As AI takes on more administrative and procedural tasks, he expects to have fewer back-office employees, while growing its front-line team that deals directly with clients.

“That’s where we put our focus, because we want to grab another eight to 10 million customers through this,” Mr. McKay said.

The lender has grown its AI research centre and has built its own graphics processing units farm.

The push for greater capacity in AI and other emerging technologies is driving an “insatiable appetite” for all forms of capital. As more companies adopt AI, the demand for energy and infrastructure to power the technology is surging, prompting concerns over whether there is enough supply.

“There is a race to capture this demand and scale,” Mr. McKay said. “That’s driving demand for capital. There’s also, on the other side, a fear of will there be enough capital for all the demand out there?”

The need for capital to fund these initiatives is fuelling syndicated loans, as well as high yield and equity issuance. But RBC has the lending capacity to meet rising demand as the push represents a “very significant growth engine for the economy and for bank balance sheets,” he said.

As demand in the U.S. tech sector climbs, the bank is taking on more risk to lend capital to companies. In its home market in Canada, he said, appetite for borrowing is more muted as uncertainty over United States-Mexico-Canada Agreement negotiations weighs on investors and businesses.

Trade talks between Ottawa, Washington and Mexico City are ramping up ahead of the review date of July 1. While U.S. President Donald Trump has publicly questioned the value of the deal, Canadian officials have framed the agreement as critical for the growth of both countries’ economies.

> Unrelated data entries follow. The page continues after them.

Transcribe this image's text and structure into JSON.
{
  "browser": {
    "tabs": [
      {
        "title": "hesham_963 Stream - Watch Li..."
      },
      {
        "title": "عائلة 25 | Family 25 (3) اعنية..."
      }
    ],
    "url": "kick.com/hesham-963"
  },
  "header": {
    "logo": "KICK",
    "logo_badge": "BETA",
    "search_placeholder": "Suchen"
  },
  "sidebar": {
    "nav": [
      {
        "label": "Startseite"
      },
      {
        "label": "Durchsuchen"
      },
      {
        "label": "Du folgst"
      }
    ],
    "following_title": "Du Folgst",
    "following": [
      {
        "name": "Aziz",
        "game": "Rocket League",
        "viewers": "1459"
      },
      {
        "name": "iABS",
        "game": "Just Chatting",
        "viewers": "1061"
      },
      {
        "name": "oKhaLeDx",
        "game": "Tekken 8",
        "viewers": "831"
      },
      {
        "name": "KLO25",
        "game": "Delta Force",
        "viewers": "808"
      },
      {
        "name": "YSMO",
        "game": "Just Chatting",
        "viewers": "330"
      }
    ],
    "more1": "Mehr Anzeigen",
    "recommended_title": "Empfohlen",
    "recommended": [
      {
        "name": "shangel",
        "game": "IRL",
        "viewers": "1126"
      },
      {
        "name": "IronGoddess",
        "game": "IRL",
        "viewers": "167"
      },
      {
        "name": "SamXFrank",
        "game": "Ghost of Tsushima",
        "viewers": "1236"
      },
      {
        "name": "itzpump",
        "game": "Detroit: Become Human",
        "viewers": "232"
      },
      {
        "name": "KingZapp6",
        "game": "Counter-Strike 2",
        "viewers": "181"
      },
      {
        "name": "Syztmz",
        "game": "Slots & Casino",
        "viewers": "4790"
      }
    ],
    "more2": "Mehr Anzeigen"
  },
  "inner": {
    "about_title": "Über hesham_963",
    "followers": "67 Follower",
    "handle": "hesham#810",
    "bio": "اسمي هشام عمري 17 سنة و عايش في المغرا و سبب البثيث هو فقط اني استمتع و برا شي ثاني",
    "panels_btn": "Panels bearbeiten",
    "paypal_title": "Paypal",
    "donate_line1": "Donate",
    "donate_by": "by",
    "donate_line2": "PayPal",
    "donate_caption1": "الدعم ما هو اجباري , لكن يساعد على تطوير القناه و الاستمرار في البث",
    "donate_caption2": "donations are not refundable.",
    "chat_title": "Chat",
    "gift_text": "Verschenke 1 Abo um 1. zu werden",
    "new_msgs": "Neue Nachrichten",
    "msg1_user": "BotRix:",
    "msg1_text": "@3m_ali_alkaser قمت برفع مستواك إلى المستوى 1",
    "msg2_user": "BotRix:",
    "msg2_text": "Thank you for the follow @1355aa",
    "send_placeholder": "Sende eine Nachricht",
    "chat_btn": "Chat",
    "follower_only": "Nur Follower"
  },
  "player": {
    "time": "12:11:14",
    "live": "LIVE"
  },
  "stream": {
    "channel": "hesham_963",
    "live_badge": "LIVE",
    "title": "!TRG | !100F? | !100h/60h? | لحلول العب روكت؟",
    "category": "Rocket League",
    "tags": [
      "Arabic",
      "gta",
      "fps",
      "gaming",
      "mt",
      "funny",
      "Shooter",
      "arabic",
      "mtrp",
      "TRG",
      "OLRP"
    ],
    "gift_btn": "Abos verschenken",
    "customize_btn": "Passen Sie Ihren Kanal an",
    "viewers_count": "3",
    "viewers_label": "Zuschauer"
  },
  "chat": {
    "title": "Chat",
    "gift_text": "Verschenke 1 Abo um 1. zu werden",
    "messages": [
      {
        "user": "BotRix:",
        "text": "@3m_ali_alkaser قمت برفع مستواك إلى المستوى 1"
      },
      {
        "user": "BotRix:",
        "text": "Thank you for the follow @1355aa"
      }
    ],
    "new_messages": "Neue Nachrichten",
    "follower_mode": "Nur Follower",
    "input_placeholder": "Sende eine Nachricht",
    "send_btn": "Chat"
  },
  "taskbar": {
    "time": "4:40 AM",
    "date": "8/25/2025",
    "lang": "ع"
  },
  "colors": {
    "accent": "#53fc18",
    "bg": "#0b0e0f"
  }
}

“I’m confident we’ll find that agreement over time, but it is a protracted process,” Mr. McKay said.

Prime Minister Mark Carney has been building trade partnerships and business ties with global markets in a bid to reduce Canada’s reliance on the U.S. The federal government has been injecting cash into major infrastructure projects and defence to bolster economic growth.

Mr. McKay said he expects “some announcements coming soon,” particularly on energy and pipeline projects. If Canada fails to expedite the approval process, he said, investment bound for the country could shift to other markets.

“Capital that’s excited about Canada will not wait. That capital is impatient, and it will move where it thinks they can get the most sure and fastest return,” Mr. McKay said.

“Therefore, it’s looking at Canada now, it wants to do business in Canada, but if it’s not there, it will move at the end of the day.”